Tuesday, September 22, 2020
Opinion Rejects Contention of Hostage in Getaway Car That Liability Exists Based on Her Injuries From Jumping From Moving Vehicle for Fear She Would Be Killed by Bullets Fired by Police
By Sandra Hong, Staff Writer
Two Stockton police officers who shot multiple rounds at a fleeing vehicle with hostages known to be inside acted reasonably based on the circumstances, the Third District Court of Appeal held yesterday, affirming summary judgment in a lawsuit against the officers by one of the hostages.
She alleges the improper use of deadly force compelled her to leap from the speeding vehicle, causing her serious injuries.
“Based on the totality of circumstances surrounding the officer defendants’ conduct, we conclude their respective uses of deadly force were reasonable as a matter of law,” Justice Andrea Lynn Hoch declared in the opinion joined by Acting Presiding Justice Cole Blease and Justice Harry E. Hull Jr.
Hoch’s opinion upholds San Joaquin Superior Court Judge Barbara A. Kronlund’s grant of summary judgment to Stockton police officers Douglas Anderson and Edward Webb and the City of Stockton and its police department.

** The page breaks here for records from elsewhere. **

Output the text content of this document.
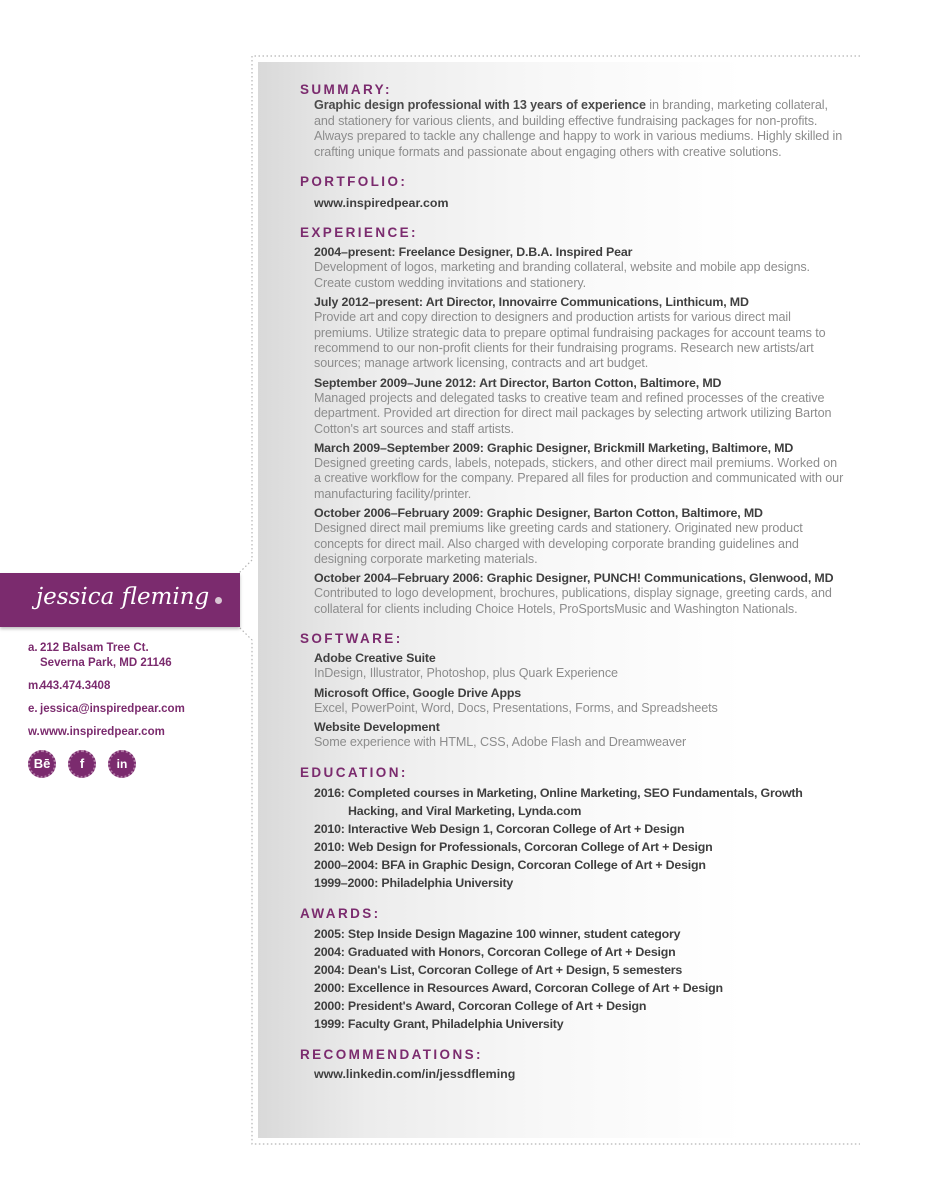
SUMMARY:
Graphic design professional with 13 years of experience in branding, marketing collateral, and stationery for various clients, and building effective fundraising packages for non-profits. Always prepared to tackle any challenge and happy to work in various mediums. Highly skilled in crafting unique formats and passionate about engaging others with creative solutions.
PORTFOLIO:
www.inspiredpear.com
EXPERIENCE:
2004–present: Freelance Designer, D.B.A. Inspired Pear
Development of logos, marketing and branding collateral, website and mobile app designs. Create custom wedding invitations and stationery.
July 2012–present: Art Director, Innovairre Communications, Linthicum, MD
Provide art and copy direction to designers and production artists for various direct mail premiums. Utilize strategic data to prepare optimal fundraising packages for account teams to recommend to our non-profit clients for their fundraising programs. Research new artists/art sources; manage artwork licensing, contracts and art budget.
September 2009–June 2012: Art Director, Barton Cotton, Baltimore, MD
Managed projects and delegated tasks to creative team and refined processes of the creative department. Provided art direction for direct mail packages by selecting artwork utilizing Barton Cotton's art sources and staff artists.
March 2009–September 2009: Graphic Designer, Brickmill Marketing, Baltimore, MD
Designed greeting cards, labels, notepads, stickers, and other direct mail premiums. Worked on a creative workflow for the company. Prepared all files for production and communicated with our manufacturing facility/printer.
October 2006–February 2009: Graphic Designer, Barton Cotton, Baltimore, MD
Designed direct mail premiums like greeting cards and stationery. Originated new product concepts for direct mail. Also charged with developing corporate branding guidelines and designing corporate marketing materials.
October 2004–February 2006: Graphic Designer, PUNCH! Communications, Glenwood, MD
Contributed to logo development, brochures, publications, display signage, greeting cards, and collateral for clients including Choice Hotels, ProSportsMusic and Washington Nationals.
SOFTWARE:
Adobe Creative Suite
InDesign, Illustrator, Photoshop, plus Quark Experience
Microsoft Office, Google Drive Apps
Excel, PowerPoint, Word, Docs, Presentations, Forms, and Spreadsheets
Website Development
Some experience with HTML, CSS, Adobe Flash and Dreamweaver
EDUCATION:
2016: Completed courses in Marketing, Online Marketing, SEO Fundamentals, Growth Hacking, and Viral Marketing, Lynda.com
2010: Interactive Web Design 1, Corcoran College of Art + Design
2010: Web Design for Professionals, Corcoran College of Art + Design
2000–2004: BFA in Graphic Design, Corcoran College of Art + Design
1999–2000: Philadelphia University
AWARDS:
2005: Step Inside Design Magazine 100 winner, student category
2004: Graduated with Honors, Corcoran College of Art + Design
2004: Dean's List, Corcoran College of Art + Design, 5 semesters
2000: Excellence in Resources Award, Corcoran College of Art + Design
2000: President's Award, Corcoran College of Art + Design
1999: Faculty Grant, Philadelphia University
RECOMMENDATIONS:
www.linkedin.com/in/jessdfleming
jessica fleming
a. 212 Balsam Tree Ct.
Severna Park, MD 21146
m.443.474.3408
e. jessica@inspiredpear.com
w.www.inspiredpear.com
Bē	f	in
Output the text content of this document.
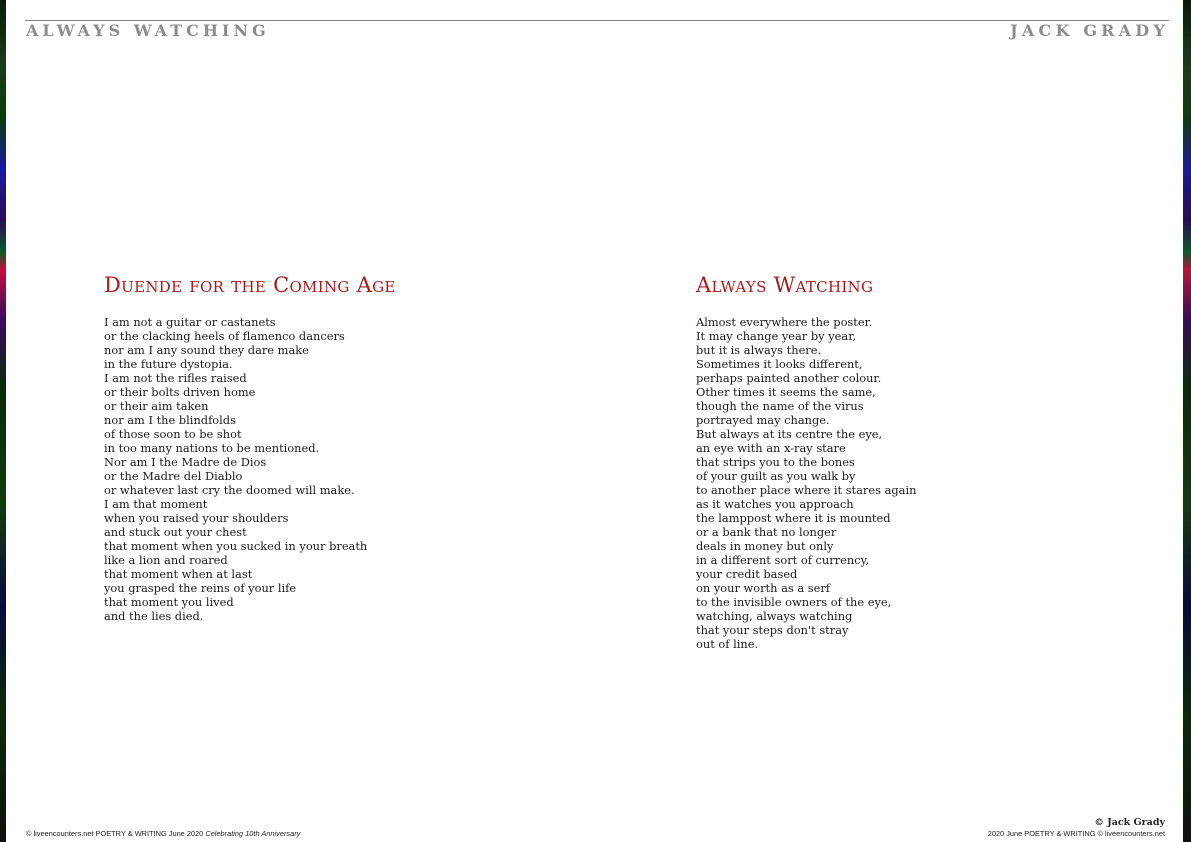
ALWAYS WATCHING	JACK GRADY
Duende for the Coming Age
I am not a guitar or castanets
or the clacking heels of flamenco dancers
nor am I any sound they dare make
in the future dystopia.
I am not the rifles raised
or their bolts driven home
or their aim taken
nor am I the blindfolds
of those soon to be shot
in too many nations to be mentioned.
Nor am I the Madre de Dios
or the Madre del Diablo
or whatever last cry the doomed will make.
I am that moment
when you raised your shoulders
and stuck out your chest
that moment when you sucked in your breath
like a lion and roared
that moment when at last
you grasped the reins of your life
that moment you lived
and the lies died.
Always Watching
Almost everywhere the poster.
It may change year by year,
but it is always there.
Sometimes it looks different,
perhaps painted another colour.
Other times it seems the same,
though the name of the virus
portrayed may change.
But always at its centre the eye,
an eye with an x-ray stare
that strips you to the bones
of your guilt as you walk by
to another place where it stares again
as it watches you approach
the lamppost where it is mounted
or a bank that no longer
deals in money but only
in a different sort of currency,
your credit based
on your worth as a serf
to the invisible owners of the eye,
watching, always watching
that your steps don't stray
out of line.
© liveencounters.net POETRY & WRITING June 2020 Celebrating 10th Anniversary
© Jack Grady
2020 June POETRY & WRITING © liveencounters.net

Stephanie Koussaya was taken hostage, along with Kelly Huber and Misty Holt-Singh on July 16, 2014 by three armed men while working as a teller at a Bank of the West in Stockton. The three men were Alex Martinez, Jaime Ramos, and Gilbert Renteria Jr.
They used all three women as human shields to escape the robbery scene, forcing them into a Ford Explorer belonging to Huber.
A high-speed chase ensued. Huber was pushed out of the vehicle after being shot in the leg by Ramos. Koussaya and Holt-Singh remained captive for more than an hour, during which time Martinez exchanged fire with police.
Koussaya jumped out of the racing vehicle, later explaining she believed she would be killed in gunfire exchange if she didn’t. Minutes later, police officers fired “several hundred rounds” into the vehicle, killing Martinez and Renteria, as well as the remaining hostage, Holt-Singh.
Koussaya’s complaint alleged causes of action for assault and battery, intentional infliction of emotional distress, and general negligence.
Hoch said Anderson and Webb had probable cause to believe fellow officers and bystanders were endangered by Martinez, who was shooting out the back of the speeding vehicle.
“No reasonable juror could conclude otherwise,” Hoch said, citing the 2009 Court of Appeal opinion from the Fourth District’s Div. One in Brown v. Ransweiler.
In Brown, the court deemed a police officer’s use of deadly force against a suspect to be reasonable where there is probable cause to believe that the suspect poses a “significant threat of death or serious physical injury” to the officers or others.
Hoch noted Anderson fired at the back of the vehicle after Martinez shot an AK-47 rifle multiple times, disabling at least one police car. Anderson and Martinez exchanged fire at least three times during the pursuit.
Webb fired at Martinez in self-defense, Hoch said, explaining that Martinez fired at Webb’s patrol car, prompting Webb to pull over and return fire.
Koussaya argued that the reasonableness of the officers’ actions could not be determined on summary judgment because they had violated a general departmental order relating to firing at vehicles during high-speed pursuits.
Hoch observed that “the existence of an applicable general order does not establish the standard of care for using deadly force.”
Rather, the standard is set by the 2013 state Supreme Court opinion in Hayes v. San Diego, which describes “reasonableness of an officer’s conduct is determined in light of the totality of circumstances.”
Additionally, violating general orders or rules of an organization does not automatically impute a breach of standard, Hoch said, remarking: “That is not the law.”
Koussaya also contended that there was a violation of a lieutenant’s specific order not to shoot at the vehicle. Hoch noted that while there is a factual dispute as to whether that applied to Anderson—a captain who outranked the lieutenant—“we nevertheless conclude violation of the order was reasonable as a matter of law in these specific circumstances.”
The case is Koussaya v. City of Stockton, C089159.